By Jacquelyn Walsh ('09)

JMU alum and artist Bethany Tobin ('06)

After completing Dave Pruett's honors class at JMU, Tobin found a book of geometric Islamic patterns, which serve as the framework for Islamic art and architecture. Fascinated by these patterns, she incorporated them into her artwork.

Growing up in Thailand and India, Bethany Tobin ('06) was exposed to an eastern view of Christianity, which sparked a passion that continues to play an important role in her art. Tobin has always aspired to be an artist, and her unique experiences abroad have shaped her inspiration.

Tobin earned a Bachelor of Fine Arts degree in studio art with a concentration in painting and drawing from JMU. This past May, she earned a Master of Theological Studies degree from Duke University where she concentrated on relating Christian practice to art theory. Tobin hopes to "be a part, in some way, of exploring Christian symbols that are Asian."

Honors course leads to new expression

When Tobin came to JMU in 2002 she had been focusing on drawing figures. After taking an experimental Honors Program course taught by mathematics professor Dave Pruett, Tobin began to explore ways of expressing the "rhythms of the universe and how everything is interconnected." She began to create symbols of that interconnectedness by using patterns that were "symmetrical yet intricate and mathematical yet decorative."

These patterns began to coalesce as mandalas – circle and square patterns – that are used as centering devises in many traditions. What makes them specifically Christian for Tobin is the center of the picture and what prayerfully becomes the center for the viewer who contemplates the mandala. For Tobin, everything in the universe finds its place in the pattern in Christ. The brightly colored decorative patterns show "how the universe is put together in an orderly and beautiful way – unity within multiplicity," explains Tobin.

Tobin has continued to develop mandalas and is currently focusing on texture and color. Instead of allowing structure to dominate, Tobin tries to create a sense of transparency and a feeling of suspension in patterns and colors whose intensity ebbs and flows.

Tobin's current works, like the one at left titled Tracey's Mandala, include more Buddhist, Thai and Asian influences. Tobin enjoys creating art in the studio space in her new home in Harrisonburg.

Tobin's current works, like this one titled Tracey's Mandala, include more Buddhist, Thai and Asian influences. Tobin enjoys creating art in the studio space in her new home in Harrisonburg.

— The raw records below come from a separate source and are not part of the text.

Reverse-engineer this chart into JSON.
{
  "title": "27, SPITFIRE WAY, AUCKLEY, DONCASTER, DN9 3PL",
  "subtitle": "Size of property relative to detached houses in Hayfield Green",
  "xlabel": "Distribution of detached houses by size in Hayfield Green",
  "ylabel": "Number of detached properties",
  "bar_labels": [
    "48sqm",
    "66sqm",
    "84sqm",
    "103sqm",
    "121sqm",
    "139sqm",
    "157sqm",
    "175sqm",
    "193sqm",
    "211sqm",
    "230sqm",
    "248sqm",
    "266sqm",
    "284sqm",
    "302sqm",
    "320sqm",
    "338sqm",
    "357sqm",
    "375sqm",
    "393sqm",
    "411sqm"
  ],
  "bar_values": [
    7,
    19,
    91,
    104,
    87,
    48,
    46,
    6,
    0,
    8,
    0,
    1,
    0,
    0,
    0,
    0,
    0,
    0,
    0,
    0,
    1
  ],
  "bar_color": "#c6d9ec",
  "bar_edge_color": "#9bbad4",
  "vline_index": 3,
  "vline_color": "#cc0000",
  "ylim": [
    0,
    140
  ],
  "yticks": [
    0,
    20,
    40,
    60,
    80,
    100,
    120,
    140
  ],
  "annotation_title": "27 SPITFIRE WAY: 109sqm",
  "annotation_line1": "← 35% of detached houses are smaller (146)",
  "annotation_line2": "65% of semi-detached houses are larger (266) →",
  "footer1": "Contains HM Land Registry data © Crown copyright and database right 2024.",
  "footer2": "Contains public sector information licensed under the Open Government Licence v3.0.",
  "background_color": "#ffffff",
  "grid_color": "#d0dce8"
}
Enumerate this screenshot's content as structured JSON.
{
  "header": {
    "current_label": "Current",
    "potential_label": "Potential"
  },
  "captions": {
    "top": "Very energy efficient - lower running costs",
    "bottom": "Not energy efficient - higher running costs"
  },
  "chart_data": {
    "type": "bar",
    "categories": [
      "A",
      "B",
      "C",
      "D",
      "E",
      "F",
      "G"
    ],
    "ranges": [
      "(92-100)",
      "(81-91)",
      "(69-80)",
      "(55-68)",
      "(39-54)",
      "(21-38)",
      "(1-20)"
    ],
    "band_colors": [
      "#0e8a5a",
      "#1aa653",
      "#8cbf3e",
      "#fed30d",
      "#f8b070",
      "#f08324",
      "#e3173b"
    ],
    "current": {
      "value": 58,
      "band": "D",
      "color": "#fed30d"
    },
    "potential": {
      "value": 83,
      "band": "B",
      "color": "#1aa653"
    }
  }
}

JMU's strong commitment to the arts

Tobin says the JMU art department and her professors taught her to take her goals and ambitions seriously. "The art school has a lot of fabulous facilities such as printmaking. I really learned a craft," she says. Her former printmaking professor, Jack McCaslin, described Tobin as "easily on par with JMU's best graduate program students." Participation in undergraduate student shows and exhibits helped Tobin learn how to present and discuss her work. At JMU, Tobin received the David Diller Senior Art Achievement Award and studied art and religion abroad in Oxford, a move that put her on the path to graduate school.

"Many schools around the country are waking up to the value of the arts, but so often offer no more than lip-service," says Tobin. "It's exciting to see JMU's strong commitment to the arts taking shape in the new performing arts facility. This center will be an asset to not only students, but to the broader community. It will enhance students outside of the arts disciplines because their participation in the arts will also enrich their areas of study."